Life signs were indicated in the corridors, and Cet changed course to avoid them. An engagement would be a waste of energy, and a scan confirmed that the priority at this time must be the mining supplies. Their value was significant: rare earth minerals in fully refined forms: silicates, oxides and phosphates, and minerals not obtainable at the current technology level of their own base. Samples of each would be convenient, and enhance the scientific capabilities of their laboratory significantly.

The secure access on the door was easily bypassed and it glided into the storage chamber, assessing the containers on the shelves. The armoured carapace had only limited cargo room so care would need to be taken when storing the minerals for transport. Proper handling would take time. A quick series of commands locked the door behind it, shut down the security cameras and deleted every trace of itself and its companion. Then, satisfied there would be no interruptions, the alien inspected the storage containers for possible compatibility with its own systems and set to work.


"We’ve put the bodies in the frozen storage in the bay," Yemec said as they entered the crew lounge. He stopped dead. The furniture had been pushed back to buttress the walls. Small piles of clothes and uniforms were folded next to bottles of drinking water and ration packs. The other two surviving members of the command staff were setting up sleeping bags. The normally comfortable room looked like an emergency shelter. "What’s going on here?"

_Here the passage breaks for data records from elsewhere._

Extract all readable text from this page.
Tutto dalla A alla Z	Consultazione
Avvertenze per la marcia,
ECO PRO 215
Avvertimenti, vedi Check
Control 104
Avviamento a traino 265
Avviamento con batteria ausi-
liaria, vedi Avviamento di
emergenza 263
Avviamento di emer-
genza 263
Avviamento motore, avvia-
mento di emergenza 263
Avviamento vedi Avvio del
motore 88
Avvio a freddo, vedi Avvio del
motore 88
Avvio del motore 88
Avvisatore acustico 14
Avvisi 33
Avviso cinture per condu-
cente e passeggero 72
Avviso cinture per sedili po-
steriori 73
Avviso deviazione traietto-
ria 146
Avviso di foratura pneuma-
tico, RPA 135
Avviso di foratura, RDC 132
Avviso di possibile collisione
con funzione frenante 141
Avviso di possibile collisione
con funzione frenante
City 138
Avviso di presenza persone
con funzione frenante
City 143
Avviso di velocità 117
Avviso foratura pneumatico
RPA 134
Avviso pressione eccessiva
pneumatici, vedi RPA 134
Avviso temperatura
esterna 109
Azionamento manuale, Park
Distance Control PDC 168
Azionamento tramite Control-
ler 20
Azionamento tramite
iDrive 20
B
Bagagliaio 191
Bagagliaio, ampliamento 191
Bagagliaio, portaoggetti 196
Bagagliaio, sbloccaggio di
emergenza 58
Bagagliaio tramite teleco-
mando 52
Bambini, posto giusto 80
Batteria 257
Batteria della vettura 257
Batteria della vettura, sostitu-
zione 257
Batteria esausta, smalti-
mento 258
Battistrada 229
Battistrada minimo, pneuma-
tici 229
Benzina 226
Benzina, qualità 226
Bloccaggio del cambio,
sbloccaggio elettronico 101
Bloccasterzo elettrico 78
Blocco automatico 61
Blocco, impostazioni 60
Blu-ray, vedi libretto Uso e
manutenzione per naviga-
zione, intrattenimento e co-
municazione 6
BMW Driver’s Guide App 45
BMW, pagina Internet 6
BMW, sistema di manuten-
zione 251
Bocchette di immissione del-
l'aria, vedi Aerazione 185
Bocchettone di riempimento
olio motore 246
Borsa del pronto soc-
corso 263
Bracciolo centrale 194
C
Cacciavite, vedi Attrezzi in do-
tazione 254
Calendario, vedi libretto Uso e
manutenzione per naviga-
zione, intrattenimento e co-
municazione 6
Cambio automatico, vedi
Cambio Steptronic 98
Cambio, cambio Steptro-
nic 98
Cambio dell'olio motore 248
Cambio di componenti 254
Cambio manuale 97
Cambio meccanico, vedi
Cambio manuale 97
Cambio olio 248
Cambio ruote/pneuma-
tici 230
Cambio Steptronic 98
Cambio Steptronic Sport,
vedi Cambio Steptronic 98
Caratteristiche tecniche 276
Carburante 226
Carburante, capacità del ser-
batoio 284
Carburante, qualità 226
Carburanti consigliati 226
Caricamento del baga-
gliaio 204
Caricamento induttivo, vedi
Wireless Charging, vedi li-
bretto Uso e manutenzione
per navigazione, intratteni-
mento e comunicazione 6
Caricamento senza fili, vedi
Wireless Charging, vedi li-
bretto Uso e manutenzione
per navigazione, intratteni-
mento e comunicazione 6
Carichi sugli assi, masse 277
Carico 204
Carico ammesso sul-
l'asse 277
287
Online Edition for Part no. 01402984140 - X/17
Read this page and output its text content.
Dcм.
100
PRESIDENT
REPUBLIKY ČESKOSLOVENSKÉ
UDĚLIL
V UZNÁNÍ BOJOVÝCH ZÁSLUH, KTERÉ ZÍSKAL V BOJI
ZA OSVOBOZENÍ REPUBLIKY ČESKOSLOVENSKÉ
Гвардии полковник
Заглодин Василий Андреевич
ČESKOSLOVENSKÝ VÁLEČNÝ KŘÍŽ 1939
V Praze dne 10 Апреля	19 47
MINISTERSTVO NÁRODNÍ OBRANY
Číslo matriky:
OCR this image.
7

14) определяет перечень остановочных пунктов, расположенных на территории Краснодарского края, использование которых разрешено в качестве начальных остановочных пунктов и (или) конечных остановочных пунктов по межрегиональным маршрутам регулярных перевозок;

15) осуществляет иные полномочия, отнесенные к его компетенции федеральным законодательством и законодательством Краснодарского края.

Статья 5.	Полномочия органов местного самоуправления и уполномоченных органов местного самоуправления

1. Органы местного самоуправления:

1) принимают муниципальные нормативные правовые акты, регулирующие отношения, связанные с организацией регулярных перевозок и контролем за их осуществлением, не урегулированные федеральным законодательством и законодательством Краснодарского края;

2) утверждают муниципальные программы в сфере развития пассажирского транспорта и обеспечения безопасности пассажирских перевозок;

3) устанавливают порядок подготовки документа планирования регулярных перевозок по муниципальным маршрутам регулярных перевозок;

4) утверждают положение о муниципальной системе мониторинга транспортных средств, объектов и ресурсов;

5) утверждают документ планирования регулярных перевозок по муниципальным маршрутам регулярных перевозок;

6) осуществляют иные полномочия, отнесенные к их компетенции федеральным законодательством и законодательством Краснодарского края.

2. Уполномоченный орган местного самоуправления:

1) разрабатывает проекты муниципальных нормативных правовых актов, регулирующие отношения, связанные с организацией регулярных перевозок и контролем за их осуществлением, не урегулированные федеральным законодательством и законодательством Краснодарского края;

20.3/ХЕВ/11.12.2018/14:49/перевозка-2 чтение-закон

"We’re moving all the command staff in here, like I said." Megah glared at Yemec, daring him to say anything. "If they’re picking us off one by one I’m not sleeping alone."

"Were you ever?" Tay said bitterly, and Jayan bridled, glaring at the mining chief.

"Enough," Yemec said, before the technical and mining officers could argue further. "Good idea, Megah. The lounge has no windows, and it’s well-protected. Carry on." He pretended not to hear Tay’s muttered insult as the security officer began to assemble material to barricade the door.